We did not operate in a halycon economic climate before banking deregulation. Deregulation is what caused the crisis, but only because deregulation was the solution to the previous crisis, caused by labour power making increasingly destructive (to capital) inroads into capital accumulation. This current crisis is a hangover from the crushing of organised labour. My point is, bankers are not some seperate part of the capitalist economy. Removing ostenstatious excess from the banking sector would not fix our economy.

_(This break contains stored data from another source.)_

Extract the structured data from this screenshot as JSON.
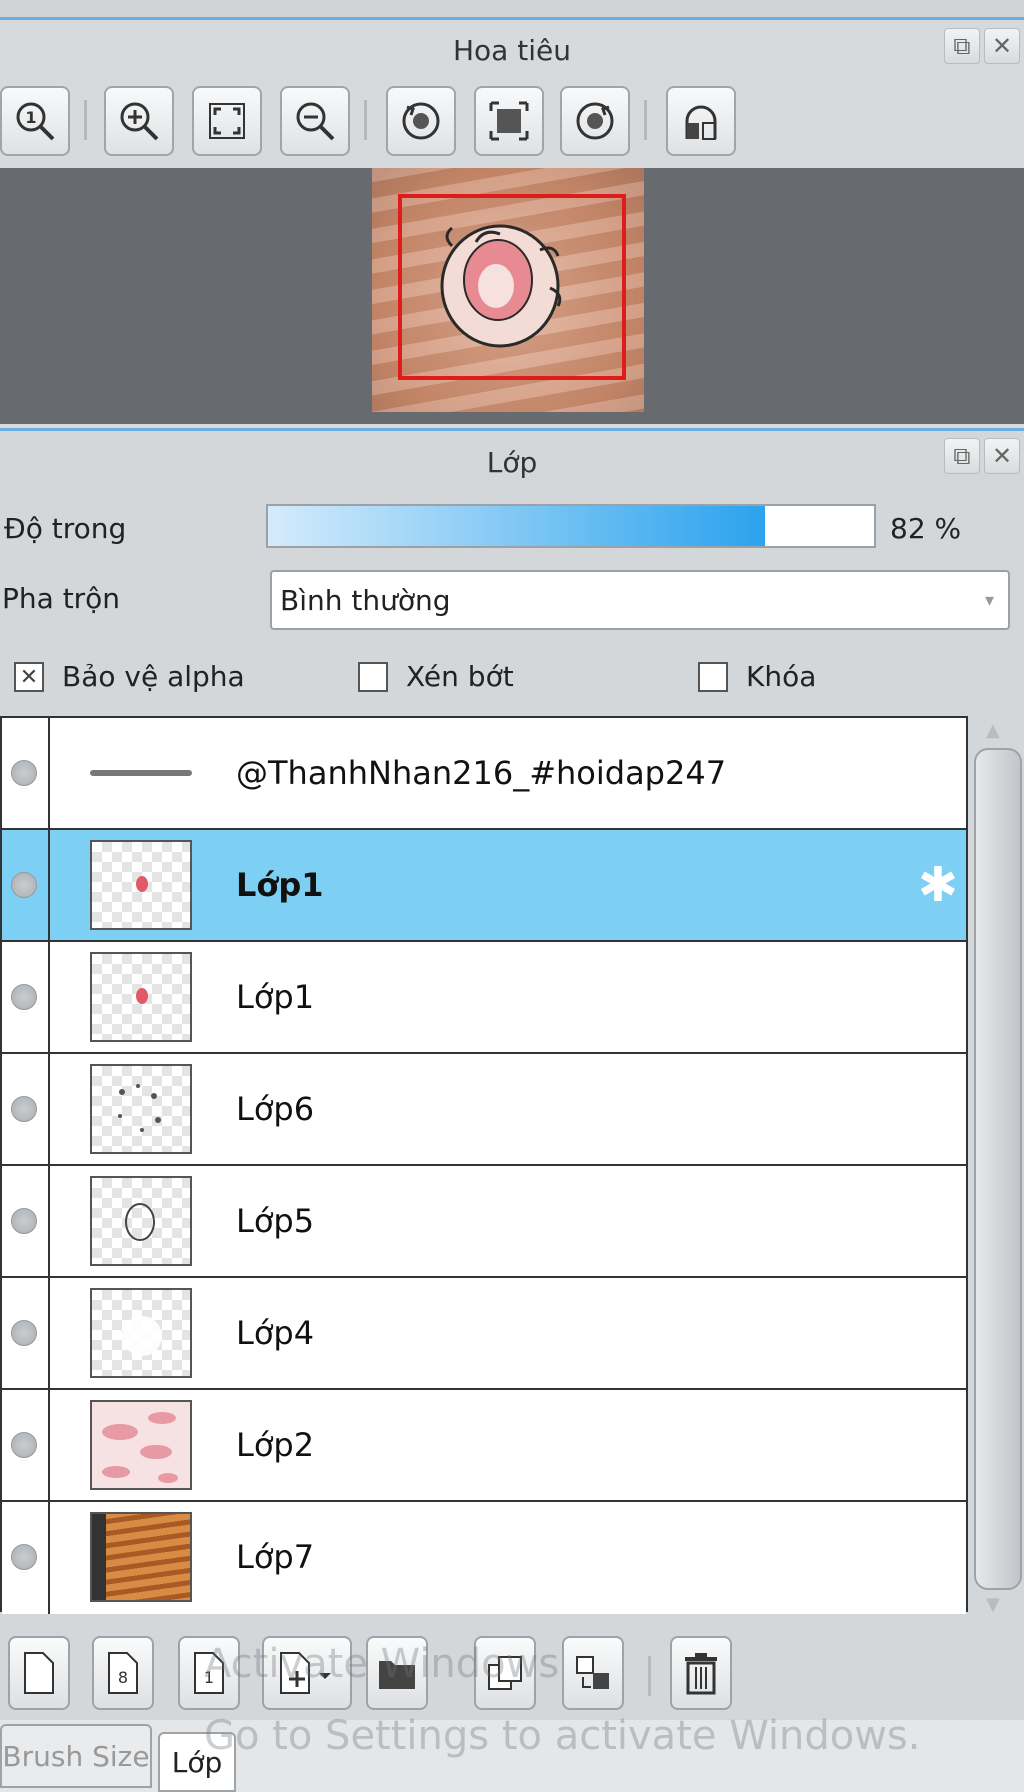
{
  "navigator": {
    "title": "Hoa tiêu",
    "tools": [
      "zoom-actual-icon",
      "zoom-in-icon",
      "fit-screen-icon",
      "zoom-out-icon",
      "rotate-left-icon",
      "reset-view-icon",
      "rotate-right-icon",
      "flip-horizontal-icon"
    ]
  },
  "layers_panel": {
    "title": "Lớp",
    "opacity_label": "Độ trong",
    "opacity_value_text": "82 %",
    "opacity_value": 82,
    "blend_label": "Pha trộn",
    "blend_value": "Bình thường",
    "protect_alpha_label": "Bảo vệ alpha",
    "clip_label": "Xén bớt",
    "lock_label": "Khóa",
    "layers": [
      {
        "name": "@ThanhNhan216_#hoidap247",
        "selected": false,
        "thumb": "text-line"
      },
      {
        "name": "Lớp1",
        "selected": true,
        "thumb": "pink-dot"
      },
      {
        "name": "Lớp1",
        "selected": false,
        "thumb": "pink-dot"
      },
      {
        "name": "Lớp6",
        "selected": false,
        "thumb": "sketch-dots"
      },
      {
        "name": "Lớp5",
        "selected": false,
        "thumb": "outline"
      },
      {
        "name": "Lớp4",
        "selected": false,
        "thumb": "empty"
      },
      {
        "name": "Lớp2",
        "selected": false,
        "thumb": "pink-pattern"
      },
      {
        "name": "Lớp7",
        "selected": false,
        "thumb": "orange-stripes"
      }
    ],
    "toolbar": [
      "new-layer-icon",
      "new-8bit-layer-icon",
      "new-1bit-layer-icon",
      "add-layer-menu-icon",
      "new-folder-icon",
      "duplicate-layer-icon",
      "merge-layer-icon",
      "delete-layer-icon"
    ]
  },
  "bottom_tabs": [
    "Brush Size",
    "Lớp"
  ],
  "watermark": {
    "line1": "Activate Windows",
    "line2": "Go to Settings to activate Windows."
  },
  "colors": {
    "accent": "#2ba3ee",
    "selection": "#7ecff4",
    "frame": "#e01b1b"
  }
}
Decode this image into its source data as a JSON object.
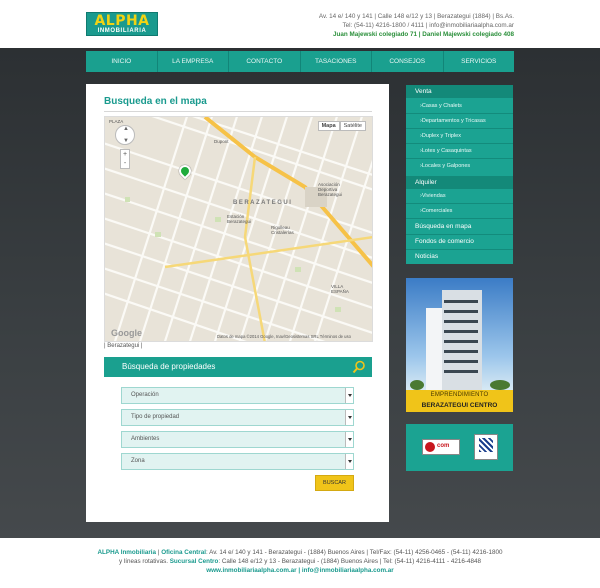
{
  "header": {
    "logo_main": "ALPHA",
    "logo_sub": "INMOBILIARIA",
    "address_line": "Av. 14 e/ 140 y 141 | Calle 148 e/12 y 13 | Berazategui (1884) | Bs.As.",
    "contact_line": "Tel: (54-11) 4216-1800 / 4111 | info@inmobiliariaalpha.com.ar",
    "licenses_line": "Juan Majewski colegiado 71 | Daniel Majewski colegiado 408"
  },
  "nav": {
    "items": [
      "INICIO",
      "LA EMPRESA",
      "CONTACTO",
      "TASACIONES",
      "CONSEJOS",
      "SERVICIOS"
    ]
  },
  "main": {
    "title": "Busqueda en el mapa",
    "map_caption": "| Berazategui |",
    "map": {
      "btn_map": "Mapa",
      "btn_sat": "Satélite",
      "credit": "Datos de mapa ©2014 Google, Inav/Geosistemas SRL   Términos de uso",
      "google": "Google",
      "labels": {
        "city": "BERAZATEGUI",
        "dupont": "Dupont",
        "estacion": "Estación Berazategui",
        "asoc": "Asociación Deportiva Berazategui",
        "rigolleau": "Rigolleau Cristalerías",
        "villa": "VILLA ESPAÑA",
        "plaza": "PLAZA"
      },
      "zoom_in": "+",
      "zoom_out": "-"
    }
  },
  "search": {
    "title": "Búsqueda de propiedades",
    "fields": [
      "Operación",
      "Tipo de propiedad",
      "Ambientes",
      "Zona"
    ],
    "button": "BUSCAR"
  },
  "sidebar": {
    "venta": "Venta",
    "venta_items": [
      "Casas y Chalets",
      "Departamentos y Tricasas",
      "Duplex y Triplex",
      "Lotes y Casaquintas",
      "Locales y Galpones"
    ],
    "alquiler": "Alquiler",
    "alquiler_items": [
      "Viviendas",
      "Comerciales"
    ],
    "other_items": [
      "Búsqueda en mapa",
      "Fondos de comercio",
      "Noticias"
    ]
  },
  "promo": {
    "caption1": "EMPRENDIMIENTO",
    "caption2": "BERAZATEGUI CENTRO"
  },
  "partners": {
    "a": "com"
  },
  "footer": {
    "line1_brand": "ALPHA Inmobiliaria",
    "line1_label": "Oficina Central",
    "line1_text": "Av. 14  e/ 140 y 141 - Berazategui - (1884) Buenos Aires | Tel/Fax: (54-11) 4256-0465 - (54-11) 4216-1800",
    "line2_pre": "y líneas rotativas.",
    "line2_label": "Sucursal Centro",
    "line2_text": "Calle 148 e/12 y 13 - Berazategui - (1884) Buenos Aires | Tel: (54-11) 4216-4111 - 4216-4848",
    "line3": "www.inmobiliariaalpha.com.ar | info@inmobiliariaalpha.com.ar"
  }
}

The moderate left, specifically Labour, have to accept that for the past 15 years our political and economic system has been underpinned by tax incomes from banking. What Hundal won’t accept, either because of his membership of the Labour Party or because he can’t grasp the facts, is that Labour played a fundamental role in using the income from taxes on financial services to engage in systematic wage repression for working people in Britain, purposefully building the financial sector in order to do so.
Your party, Sunny, systematically took apart what remained of British manufacturing, recklessly deregulated financial services and purposefully built a welfare-dependent class in a policy of wage repression aimed at producing not socially-just growth but fast, politically expedient pseudo-growth. K-stripping and banker-bashing is tokenism of the worst kind. Our social ills are not based around these symbolic fripperies but are based on the material poverty and inequality which our entire political system has encouraged for 30 years.
The material poverty of working-class people (which I would say is most of us today, on short or non-existent contracts, with little job security, high credit dependency and little in the way of labour rights) is matched only by the intellectual poverty of our political and commentariat class. This stuff is facile, Sunny, supremely facile. You are lost in a short-term world of polls and electoral politics, whipping up public opinion rather than dealing with the serious problem we’re in. We’ve built ourselves into a corner, economically, and we have no plan for any way out.